Fórmulas matemáticas (logaritmos, equações,...) serviram para compreender ou solucionar problemas da época em que foram criadas. Fatos históricos, vistos no seu contexto (grego, romano,europeu, em geral, ...), se tornaram relevantes para nós como referência para compreendermos situações, ou inspirar-nos na solução de problemas políticos, econômicos, culturais, ... do mundo atual. A falta de conhecimento da origem destes conhecimentos impossibilita a sua significação na contemporaneidade. Isso por que o professor não consegue fazer a "ponte" entre o remoto e o próximo. Na aprendizagem de uma língua, o conhecimento de suas raízes - no caso do português, latinas, indígenas, africanas, arábicas, ..., nos permite dar um significado para a sua estrutura, ou para a formação das suas palavras. Nessa mesma perspectiva, podemos abordar os conteúdos de todos os componentes curriculares, e, de informação em informação, de conteúdo em conteúdo, fazer esse exercício da sua significação histórica na contemporaneidade.

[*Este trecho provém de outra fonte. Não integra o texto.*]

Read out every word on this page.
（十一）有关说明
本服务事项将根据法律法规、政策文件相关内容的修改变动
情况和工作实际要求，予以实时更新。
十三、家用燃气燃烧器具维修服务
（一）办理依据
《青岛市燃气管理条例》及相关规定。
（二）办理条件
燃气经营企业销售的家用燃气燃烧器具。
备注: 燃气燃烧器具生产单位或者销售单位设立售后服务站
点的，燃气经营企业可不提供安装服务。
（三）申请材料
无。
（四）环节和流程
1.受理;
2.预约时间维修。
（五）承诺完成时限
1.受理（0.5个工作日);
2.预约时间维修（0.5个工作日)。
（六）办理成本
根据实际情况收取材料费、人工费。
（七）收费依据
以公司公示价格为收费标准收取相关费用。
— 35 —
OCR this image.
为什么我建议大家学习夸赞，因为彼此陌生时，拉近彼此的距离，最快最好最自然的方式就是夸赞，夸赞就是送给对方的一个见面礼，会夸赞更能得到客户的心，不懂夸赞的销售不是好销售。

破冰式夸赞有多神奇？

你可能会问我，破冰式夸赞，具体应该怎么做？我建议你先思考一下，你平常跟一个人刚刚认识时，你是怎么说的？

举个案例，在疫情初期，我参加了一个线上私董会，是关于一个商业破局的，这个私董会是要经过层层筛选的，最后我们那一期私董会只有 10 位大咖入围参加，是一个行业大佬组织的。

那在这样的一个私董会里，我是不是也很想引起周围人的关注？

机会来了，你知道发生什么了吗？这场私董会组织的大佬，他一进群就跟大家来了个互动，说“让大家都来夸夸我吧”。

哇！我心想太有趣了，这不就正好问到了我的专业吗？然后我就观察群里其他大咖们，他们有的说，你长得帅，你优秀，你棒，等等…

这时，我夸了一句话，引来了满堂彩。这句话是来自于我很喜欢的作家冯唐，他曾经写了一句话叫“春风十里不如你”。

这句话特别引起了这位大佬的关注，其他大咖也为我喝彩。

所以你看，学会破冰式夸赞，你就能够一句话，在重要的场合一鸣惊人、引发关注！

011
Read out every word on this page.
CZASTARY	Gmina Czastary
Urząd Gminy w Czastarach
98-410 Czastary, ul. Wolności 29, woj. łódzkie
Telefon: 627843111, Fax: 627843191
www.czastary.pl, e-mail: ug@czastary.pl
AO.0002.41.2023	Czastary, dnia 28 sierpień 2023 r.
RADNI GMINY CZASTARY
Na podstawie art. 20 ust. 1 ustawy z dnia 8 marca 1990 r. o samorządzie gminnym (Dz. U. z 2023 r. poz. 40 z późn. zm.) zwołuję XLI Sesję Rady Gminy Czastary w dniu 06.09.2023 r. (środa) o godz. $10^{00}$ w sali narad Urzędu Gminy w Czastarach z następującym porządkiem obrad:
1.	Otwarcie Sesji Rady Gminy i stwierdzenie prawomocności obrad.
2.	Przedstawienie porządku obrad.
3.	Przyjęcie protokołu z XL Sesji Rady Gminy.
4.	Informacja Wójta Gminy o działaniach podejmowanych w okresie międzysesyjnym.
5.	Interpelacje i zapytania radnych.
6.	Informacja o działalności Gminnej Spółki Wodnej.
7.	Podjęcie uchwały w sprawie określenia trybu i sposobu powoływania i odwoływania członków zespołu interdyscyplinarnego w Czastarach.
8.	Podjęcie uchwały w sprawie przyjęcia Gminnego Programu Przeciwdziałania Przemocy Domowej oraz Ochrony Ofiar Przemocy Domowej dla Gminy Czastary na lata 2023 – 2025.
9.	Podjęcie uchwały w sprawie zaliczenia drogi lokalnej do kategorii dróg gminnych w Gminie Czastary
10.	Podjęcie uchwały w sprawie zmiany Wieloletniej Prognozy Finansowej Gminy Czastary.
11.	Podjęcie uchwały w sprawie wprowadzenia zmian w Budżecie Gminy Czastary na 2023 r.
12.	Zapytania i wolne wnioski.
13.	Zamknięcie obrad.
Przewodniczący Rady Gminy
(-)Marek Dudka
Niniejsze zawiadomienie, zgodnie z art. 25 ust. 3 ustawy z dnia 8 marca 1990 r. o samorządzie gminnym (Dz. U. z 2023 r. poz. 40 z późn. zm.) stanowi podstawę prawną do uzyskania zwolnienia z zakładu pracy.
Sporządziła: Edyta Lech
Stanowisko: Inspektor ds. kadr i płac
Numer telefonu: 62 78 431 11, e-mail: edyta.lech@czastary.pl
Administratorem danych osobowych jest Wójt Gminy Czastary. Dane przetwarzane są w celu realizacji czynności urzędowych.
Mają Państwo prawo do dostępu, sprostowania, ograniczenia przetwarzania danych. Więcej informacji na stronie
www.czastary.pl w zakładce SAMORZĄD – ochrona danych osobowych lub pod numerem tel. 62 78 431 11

 Para nos ajudar nas reflexões, buscamos referências em alguns autores que, antes de nós, ou na contemporaneidade, vêem no resgate histórico o caminho para possibilitar ao professor significar as teorias na atualidade. Começamos com uma reflexão de Meirieu, com a qual esse autor faz uma crítica à ausência da dimensão histórica no nosso processo de ensino e aprendizagem:

...acreditamos nas aquisições sem história, postulamos incessantemente a existência de máquinas de aprender, ocultamos eternamente o processo em benefício do produto. Esquecemos, até mesmo, a gênese de nossos próprios conhecimentos e, não lembrando mais tê-los construído, acreditamos poder transmiti-los (1998: 52)

Assim, quando se contempla apenas o produto final (fórmulas, informações, ...), este é privado do seu significado histórico, isto é, se esquecem as razões pelas quais ele foi constituído. Desta forma, as informações, as fórmulas tornam-se estéreis, por não conseguirem fazer-se significativos no contexto, nas situações em que hoje são abordadas, ou seja, nesse caso, nas salas de aula com os alunos.

Também Gramsci concorda com que

as idéias e formulações mais iluminadoras ... são tipicamente do tipo conjuntural. Para fazer um uso mais geral delas, elas têm que ser cuidadosamente extraídas de sua concreta e específica imersão histórica e transplantadas para novo solo com considerável cuidado e paciência ( Silva,1995: 20)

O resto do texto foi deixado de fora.